Appeal adds year to sentence for rape of pregnant woman
THE Court of Appeal has found a judge was too lenient on an Aborigine who raped an 8 1/2 months pregnant woman, saying he gave too much weight to the man's "tragic" background.
THE Court of Appeal has found a judge was too lenient on an Aborigine who raped an 8 1/2 months pregnant woman, saying he gave too much weight to the man's "tragic" background.
Victorian justices Marcia Neave and Robert Redlich found that the sentence County Court judge Michael Bourke gave Rodney Daryl Moore in August last year of just four years and six months was inadequate.
They said in their judgment, handed down yesterday, that Moore's sentence should not be any more lenient because he was an Aborigine and that his "deprived childhood" was given too much consideration.
Moore, 24, pleaded guilty to one count of rape and one of aggravated burglary after breaking into his victim's home in Mildura, in northern Victoria, and raping her as she slept on a mattress in her lounge room.
He shouted at his 25-year-old victim that "everyone f. . .s you" before fleeing the scene. Moore's County Court plea hearing was told that the woman was terrified and the "rape has had lasting effects on her".
The Director of Public Prosecutions appealed against the sentence -- which had a minimum term of just two years and six months -- claiming it was manifestly inadequate.
The justices wrote in their judgment that Moore was one of seven siblings who were all fostered out. They said the family had "at some stage lived along a river in tents" and his mother was a heavy drinker, who also took drugs while pregnant with Moore.
They saidMoore was born with fetal alcohol syndrome and intellectually disabled. "(He had an) unusually deprived and damaging background that . . . involved parental drug and alcohol abuse, violence, estrangement from parents and the death of many members of his family, including his father when aged 13 years," they wrote.
Justices Neave and Redlich also said Moore had a history of convictions for aggravated burglary and violent offences and the original sentencing judge had found the prospects for rehabilitation were not good.
"The respondent's impaired mental functioning could not substantially eliminate his responsibility for the offending," they said.

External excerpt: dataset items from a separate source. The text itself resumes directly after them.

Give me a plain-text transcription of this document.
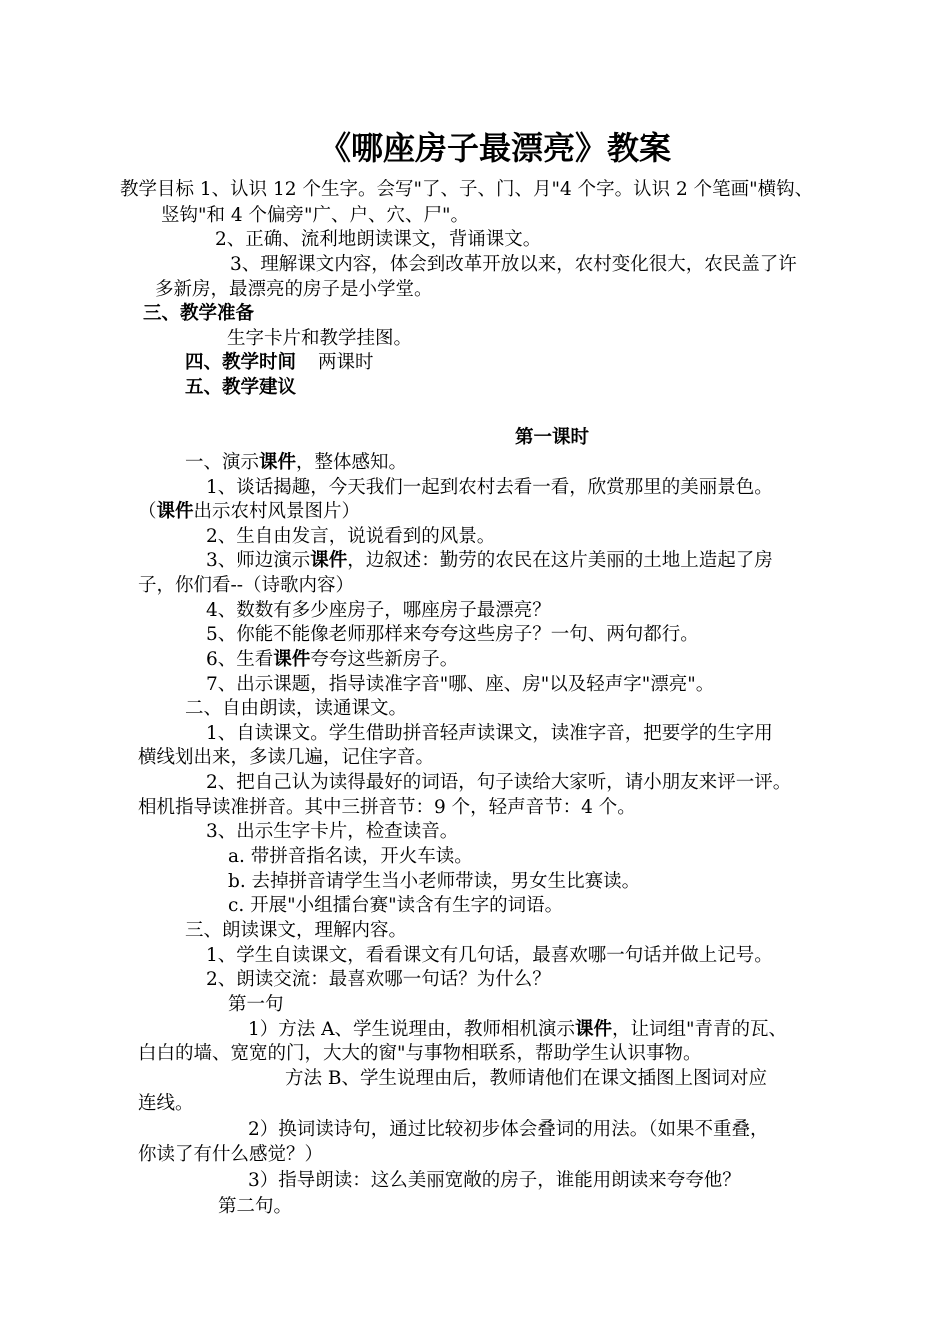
《哪座房子最漂亮》教案
教学目标 1、认识 12 个生字。会写"了、子、门、月"4 个字。认识 2 个笔画"横钩、
竖钩"和 4 个偏旁"广、户、穴、尸"。
2、正确、流利地朗读课文，背诵课文。
3、理解课文内容，体会到改革开放以来，农村变化很大，农民盖了许
多新房，最漂亮的房子是小学堂。
三、教学准备
生字卡片和教学挂图。
四、教学时间 两课时
五、教学建议
第一课时
一、演示课件，整体感知。
1、谈话揭趣，今天我们一起到农村去看一看，欣赏那里的美丽景色。
（课件出示农村风景图片）
2、生自由发言，说说看到的风景。
3、师边演示课件，边叙述：勤劳的农民在这片美丽的土地上造起了房
子，你们看--（诗歌内容）
4、数数有多少座房子，哪座房子最漂亮？
5、你能不能像老师那样来夸夸这些房子？一句、两句都行。
6、生看课件夸夸这些新房子。
7、出示课题，指导读准字音"哪、座、房"以及轻声字"漂亮"。
二、自由朗读，读通课文。
1、自读课文。学生借助拼音轻声读课文，读准字音，把要学的生字用
横线划出来，多读几遍，记住字音。
2、把自己认为读得最好的词语，句子读给大家听，请小朋友来评一评。
相机指导读准拼音。其中三拼音节：9 个，轻声音节：4 个。
3、出示生字卡片，检查读音。
a. 带拼音指名读，开火车读。
b. 去掉拼音请学生当小老师带读，男女生比赛读。
c. 开展"小组擂台赛"读含有生字的词语。
三、朗读课文，理解内容。
1、学生自读课文，看看课文有几句话，最喜欢哪一句话并做上记号。
2、朗读交流：最喜欢哪一句话？为什么？
第一句
1）方法 A、学生说理由，教师相机演示课件，让词组"青青的瓦、
白白的墙、宽宽的门，大大的窗"与事物相联系，帮助学生认识事物。
方法 B、学生说理由后，教师请他们在课文插图上图词对应
连线。
2）换词读诗句，通过比较初步体会叠词的用法。（如果不重叠，
你读了有什么感觉？）
3）指导朗读：这么美丽宽敞的房子，谁能用朗读来夸夸他？
第二句。
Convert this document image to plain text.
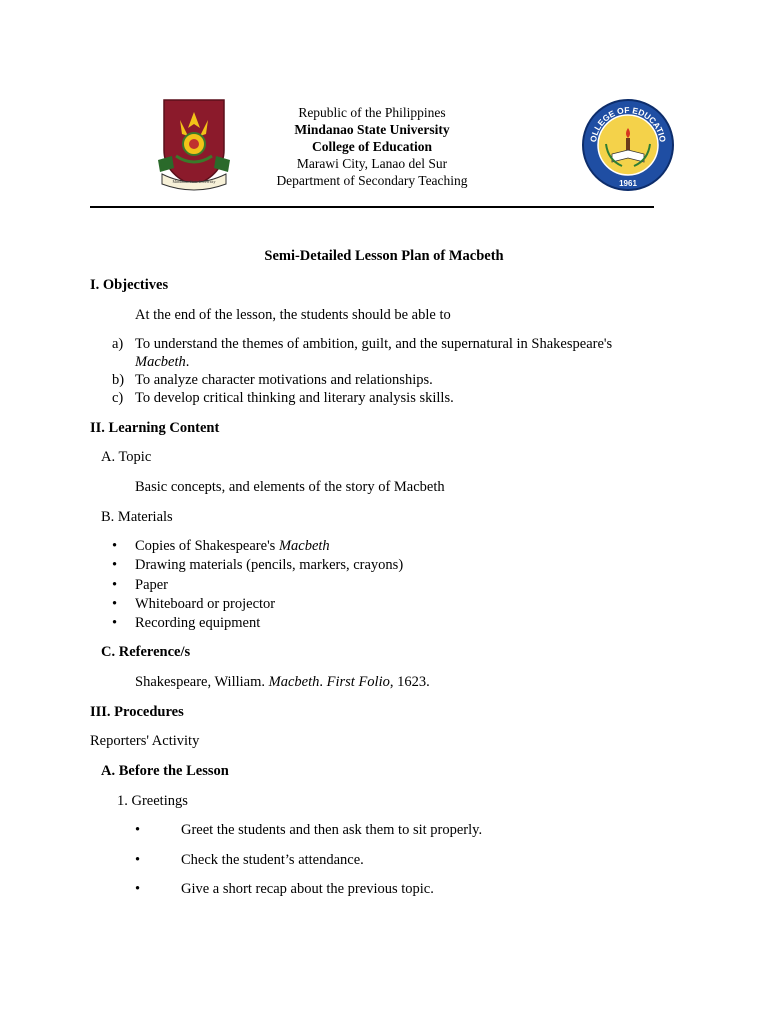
Mindanao State University
Republic of the Philippines
Mindanao State University
College of Education
Marawi City, Lanao del Sur
Department of Secondary Teaching
OLLEGE OF EDUCATIO
1961
Semi-Detailed Lesson Plan of Macbeth
I. Objectives
At the end of the lesson, the students should be able to
a) To understand the themes of ambition, guilt, and the supernatural in Shakespeare's
Macbeth.
b) To analyze character motivations and relationships.
c) To develop critical thinking and literary analysis skills.
II. Learning Content
A. Topic
Basic concepts, and elements of the story of Macbeth
B. Materials
• Copies of Shakespeare's Macbeth
• Drawing materials (pencils, markers, crayons)
• Paper
• Whiteboard or projector
• Recording equipment
C. Reference/s
Shakespeare, William. Macbeth. First Folio, 1623.
III. Procedures
Reporters' Activity
A. Before the Lesson
1. Greetings
•	Greet the students and then ask them to sit properly.
•	Check the student’s attendance.
•	Give a short recap about the previous topic.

The justices also referred to a previous case in the Supreme Court, which stated that the same sentencing principles should be applied to every individual, regardless of race. "Thus, Aboriginal offenders are not to be sentenced more leniently than non-Aboriginal persons on account of their race," they said.
"In sentencing persons of Aboriginal descent, the court must avoid any hint of racism, paternalism or collective guilt."
They increased Moore's sentenced to five years and six months with a non-parole period of four years.